Which raises an important point:
Tip: Passing on wealth isn’t just about fairness; it’s about timing, communication, and structure. And often, doing more while you’re alive leads to better outcomes.
The housing dilemma: asset rich, life poor
Australia’s property market adds another layer to this discussion.
We have a growing number of older Australians sitting on high-value homes… but living relatively modest lifestyles.
They’re asset rich, but cash flow constrained.
Downsizing is often the obvious solution. But it’s rarely just about money.
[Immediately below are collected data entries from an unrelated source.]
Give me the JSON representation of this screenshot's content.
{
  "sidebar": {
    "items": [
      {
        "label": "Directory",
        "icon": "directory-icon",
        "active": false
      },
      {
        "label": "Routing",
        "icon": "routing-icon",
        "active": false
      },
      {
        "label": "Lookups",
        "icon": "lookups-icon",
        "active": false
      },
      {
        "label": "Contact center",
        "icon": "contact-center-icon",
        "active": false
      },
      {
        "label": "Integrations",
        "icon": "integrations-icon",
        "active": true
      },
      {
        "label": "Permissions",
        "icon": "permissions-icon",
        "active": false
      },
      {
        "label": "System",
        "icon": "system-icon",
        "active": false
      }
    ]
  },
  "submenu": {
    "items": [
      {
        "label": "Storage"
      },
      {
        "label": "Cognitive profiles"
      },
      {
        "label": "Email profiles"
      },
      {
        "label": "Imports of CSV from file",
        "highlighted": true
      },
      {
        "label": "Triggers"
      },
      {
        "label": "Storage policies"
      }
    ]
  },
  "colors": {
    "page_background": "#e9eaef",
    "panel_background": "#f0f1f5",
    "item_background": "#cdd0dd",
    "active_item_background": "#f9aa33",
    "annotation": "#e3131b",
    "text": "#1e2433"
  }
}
Simon explains that downsizing can:
- Reduce mental and physical burden
- Free up attention and lifestyle capacity
- Make life simpler and more manageable
And importantly:
“Do it as long as both partners are still physically active and healthy.”
Leave it too late, and it becomes overwhelming. Do it earlier, and it can significantly enhance your quality of life.
The broader shift: from income to wealth
Stepping back, there’s a bigger structural trend at play as Australia is moving towards a system where wealth, not just income, determines outcomes.
We’re seeing:
- Increasing intergenerational inequality
- Greater reliance on family support
- Growing discussion around wealth-based taxation
As Simon notes:
“We run out of income to tax… and we’ve got to find our tax from somewhere.”
This has major implications for investors.
It suggests that:
- Asset ownership will become even more important
- Policy settings may gradually shift towards taxing wealth
- Strategic planning, not just accumulation, will be critical
A better question to ask yourself
So this isn’t about abandoning discipline or “blowing the lot.” It's far from it.
It’s about being more intentional.
It's about recognising that:
- Money has different value at different stages of life
- Experiences compound in ways that money doesn’t
- Timing matters, especially when helping family
- Holding on too tightly can be just as risky as spending too freely
And perhaps most importantly… It’s about understanding that retirement isn’t just a financial plan. It’s a life plan.
Instead of asking: “How much money do I need to retire?”
A better question might be: “How can I use my money to create the best possible life, at every stage?”
Because in the end, the goal isn’t to die with the most. It’s to live with purpose.
It's about how to use your resources, wisely, strategically, and at the right time, to create a life that’s rich in experiences, relationships, and meaning.
Or as I see it, it’s not about dying with zero. It’s about making sure you don’t die with regrets.